AKHLAK YANG MULIA DALAM MENYIKAPI KEBODOHAN

oleh -1039 Dilihat
oleh

Dalam kehidupan sehari-hari, tidak jarang kita bertemu dengan sikap dan perilaku yang mencerminkan kebodohan, baik berupa ucapan menyakitkan, tindakan kasar, maupun kezaliman. Lalu, bagaimana semestinya seorang yang beriman dan berakhlak mulia merespons hal tersebut?

Allah Ta’ala memberikan petunjuk indah dalam firman-Nya,

خُذِ الْعَفْوَ وَأْمُرْ بِالْعُرْفِ وَأَعْرِضْ عَنِ الْجَاهِلِينَ

 “Jadilah  pema’af, perintahkanlah kepada yang ma’ruf, dan berpalinglah dari orang-orang yang bodoh.” (QS. Al-A’raf: 199)

Syaikh As Sa’di rahimahullah dalam tafsirnya berkata, “Dan karena gangguan dari orang bodoh pasti ada, Allah memerintahkan agar menghadapi mereka dengan cara berpaling dan tidak membalas kebodohan mereka dengan kebodohan pula. Maka:

  • Siapa pun yang menyakitimu dengan ucapan atau tindakan—jangan balas menyakitinya.
  • Siapa pun yang tidak memberimu—jangan balas dengan penolakan.
  • Siapa pun yang memutus hubungan—sambunglah kembali.
  • Siapa pun yang menzalimimu—berlaku adillah terhadapnya”.

Seorang penyair berkata,

إذا نطق السفيه فلا تجبه             فخيرمن إجابته السكوت

   “Jika orang bodoh berbicara, maka janganlah engkau menjawabnya, karena sebaik-baik jawaban untuknya adalah diam.”

Syair ini menggambarkan bahwa kebijaksanaan dalam menghadapi kebodohan adalah dengan diam dan ketenangan

Ini adalah seruan untuk meraih kemuliaan akhlak dan mengatasi kebodohan dengan hikmah, bukan dengan emosi. Sangat dalam dan indah, bukan?!

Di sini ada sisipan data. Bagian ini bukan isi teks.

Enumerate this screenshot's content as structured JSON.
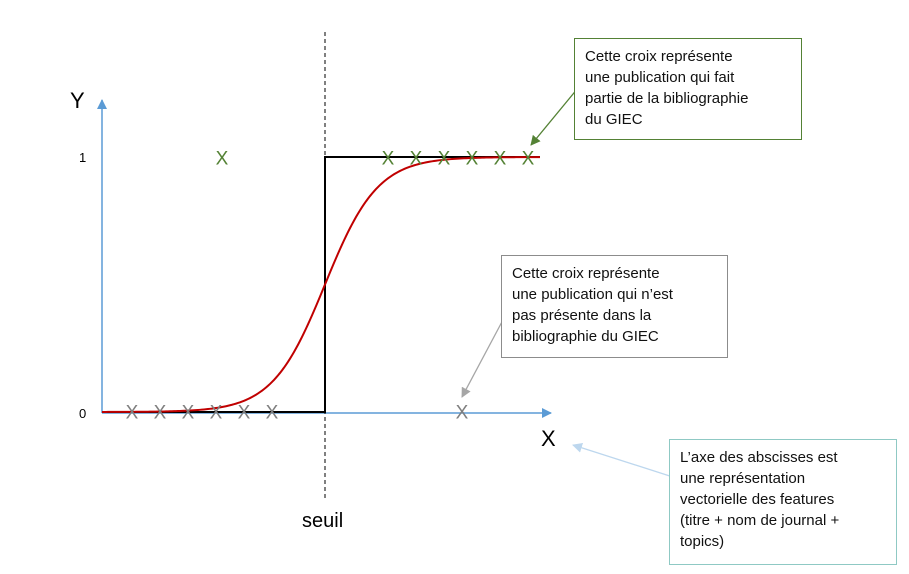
{
  "axes": {
    "y_name": "Y",
    "x_name": "X",
    "y_tick_1": "1",
    "y_tick_0": "0",
    "threshold_label": "seuil"
  },
  "markers": {
    "symbol": "X",
    "in_bibliography_color": "#548235",
    "not_in_bibliography_color": "#7f7f7f"
  },
  "colors": {
    "axis": "#5b9bd5",
    "step": "#000000",
    "sigmoid": "#c00000"
  },
  "notes": {
    "green": "Cette croix représente\nune publication qui fait\npartie de la bibliographie\ndu GIEC",
    "gray": "Cette croix représente\nune publication qui n’est\npas présente dans la\nbibliographie du GIEC",
    "teal": "L’axe des abscisses est\nune représentation\nvectorielle des features\n(titre + nom de journal +\ntopics)"
  }
}
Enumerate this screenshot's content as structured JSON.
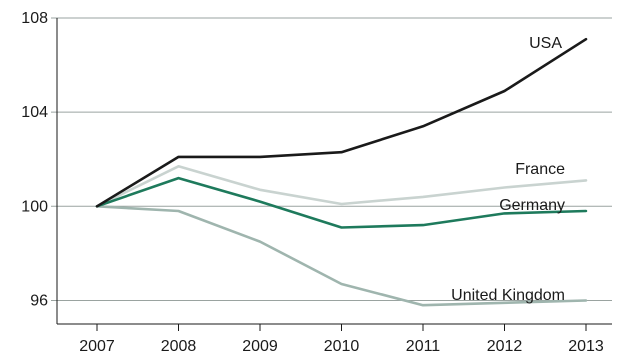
{
  "chart_data": {
    "type": "line",
    "x": [
      "2007",
      "2008",
      "2009",
      "2010",
      "2011",
      "2012",
      "2013"
    ],
    "ylim": [
      95,
      108
    ],
    "yticks": [
      "96",
      "100",
      "104",
      "108"
    ],
    "grid": "horizontal",
    "series": [
      {
        "name": "USA",
        "color": "#1a1a1a",
        "values": [
          100.0,
          102.1,
          102.1,
          102.3,
          103.4,
          104.9,
          107.1
        ]
      },
      {
        "name": "France",
        "color": "#c9d3d0",
        "values": [
          100.0,
          101.7,
          100.7,
          100.1,
          100.4,
          100.8,
          101.1
        ]
      },
      {
        "name": "Germany",
        "color": "#1e7a5c",
        "values": [
          100.0,
          101.2,
          100.2,
          99.1,
          99.2,
          99.7,
          99.8
        ]
      },
      {
        "name": "United Kingdom",
        "color": "#9fb5ae",
        "values": [
          100.0,
          99.8,
          98.5,
          96.7,
          95.8,
          95.9,
          96.0
        ]
      }
    ]
  }
}
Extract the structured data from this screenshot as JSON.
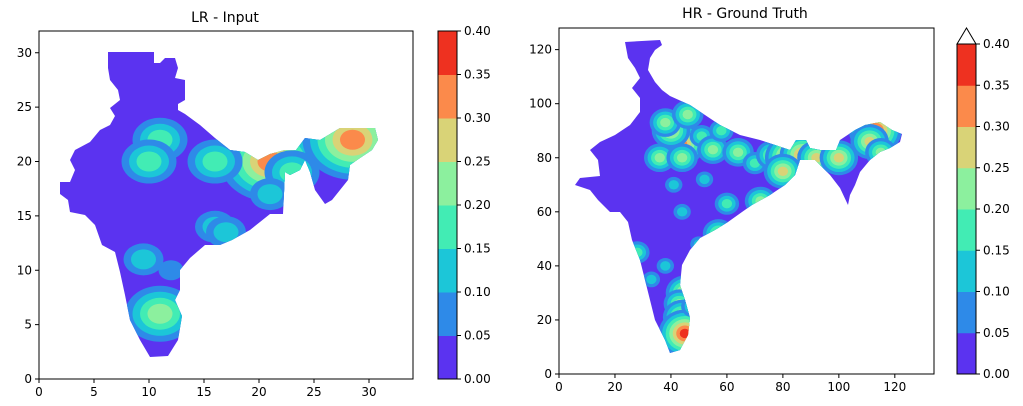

Menghadapi kebodohan dengan kelembutan bukanlah kelemahan, melainkan cerminan kemuliaan akhlak. Ia menunjukkan kendali diri, kesabaran. Dengan akhlak seperti ini, kita bukan hanya menenangkan jiwa sendiri, tapi juga menjadi cahaya bagi orang lain.